The steel service workshops are only opening on Monday, so although the linings of the chutes worked out last week are ordered, They will only be delivered in the course of this week. That meant that I chose to tackle a job I’ve been avoiding for a long time; the rotten planks in the upstairs floor.


The gap at the back is where I fell through recently, and the join between that and the camera is unsupported, there being just a wooden strip underneath, across from one plank end to the other! The beam is under the wooden block which supports the bearing at the top right, so that had to be dismantled and moved out of the way.


I started by removing the long coach-bolts through the wooden block, the floor and the beam below. Then I dismantled the bearing, but found I had to remove the pulley too. Luckily it’s split, so it comes off in two halves. Then there was a taper locking sleeve inside the bearing to loosen off and then I still needed to jack up the shaft a bit to get the wooden block out.


Oops! The underside of the wooden block doesn’t look good! Not worm; it looks like old wet rot, stopped when the roof was repaired. I was able to scratch it out and found hard wood underneath. 
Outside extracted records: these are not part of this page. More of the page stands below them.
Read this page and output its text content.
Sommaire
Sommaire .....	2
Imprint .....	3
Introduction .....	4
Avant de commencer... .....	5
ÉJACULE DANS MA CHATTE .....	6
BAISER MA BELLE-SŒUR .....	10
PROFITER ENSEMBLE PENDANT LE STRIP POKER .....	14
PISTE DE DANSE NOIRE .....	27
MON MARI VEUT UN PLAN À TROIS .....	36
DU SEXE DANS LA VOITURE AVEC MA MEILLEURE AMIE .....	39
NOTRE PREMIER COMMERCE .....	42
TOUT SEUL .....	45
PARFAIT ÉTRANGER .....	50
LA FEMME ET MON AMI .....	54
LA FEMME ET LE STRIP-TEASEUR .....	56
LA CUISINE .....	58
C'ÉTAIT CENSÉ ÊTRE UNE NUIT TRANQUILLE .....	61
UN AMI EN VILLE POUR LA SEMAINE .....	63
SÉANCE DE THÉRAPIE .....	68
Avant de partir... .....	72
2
I could then start trimming the planks in the middle of the beam, and for this, I had brought along the right tool for the job! In fact I can’t imagine how else I could have done the job, except with an adrasive cutting disc.


It’s Black & Decker, it’s called a Scorpion and it works as easily as an electric carving knife! It’s possible to just drop deep enough into the plank to cut that and not the beam below, and it’s even not too disastrous if it nicks a nail! Using a wooden strip as a guide, it was an easy job to cut across each plank and lift it out, and when I got to the end, to cut longways along the join in the planks. One can tilt the saw at any angle; in fact, this model converts into a jig saw as well.

Soon, I had a gaping hole, which got a bit bigger as I came across more worm-eaten planks; one under the line shafting has been suspect for a long time. Removing this long one meant dismantling the support for the next bearing along the shaft, which is a simple solid wooden block with a hole for the shaft and an oil hole!


From below, the opened up space looks quite impressive!


But the top side of the middle beam, just under where the wooden block for the bearing, had similar damage to the block. Again, papery to a certain extent, but after scraping that out, firm wood underneath:


I could perhaps have cut it out somehow and spliced a fresh piece of wood in, but the remains of nails are left behind, so any sawing or routing operation would have been a problem. I decided to build it up with some kind of space-filler. I had Epidermix, a good, bulk 2-pack epoxy made by African Bitumen Emulsions (ABE), but it’s expensive. I had Steenvas, also 2-pack, and expensive but it sets rock-hard and it would have been difficult to nail into. I settled for the wood glue I’m using, Balcotan, this latest type called ‘Quick’ (or words to that effect!). When I used it last week, I noticed it foams up like Poly-Urethane.

 So I lined two planks with duct-tape as ‘release-agent’ and clamped them to each side of the beam as a mould and started applying the glue in shallow layers.


Then as it got level with the top, I used strips of duct-tape across the top to prevent it rising any further freely. It forms a kind of mould top.


The degree of dismantling can be seen in the picture below. Now it can be seen why I was avoiding this job!


Several visitors came through during the day and the machinery was turning most of the time, although I didn’t do any milling. Despite the dryness of the climate, the water flow was the strongest I’ve ever experienced, without any of my slides being open in the weir at the dam outlet.


The water was almost level with the top of the sluice, but by that stage the outflow down the launder increases, meaning a lot more water is needed before it actually overflows. I had expected this to be the case, and I suspect the height of the sluice is (by chance) just right! 

It meant, though, that I had, for the first time, to regulate the flow onto the wheel with the trap-door, and allow the balance to run to the end of the wooden launder. Some re-positioning of D-shackles on the chain inside made it possible to adjust the wheel speed quite finely.


The Sunflowers are keeping Ariane’s cut-out on the barrel company!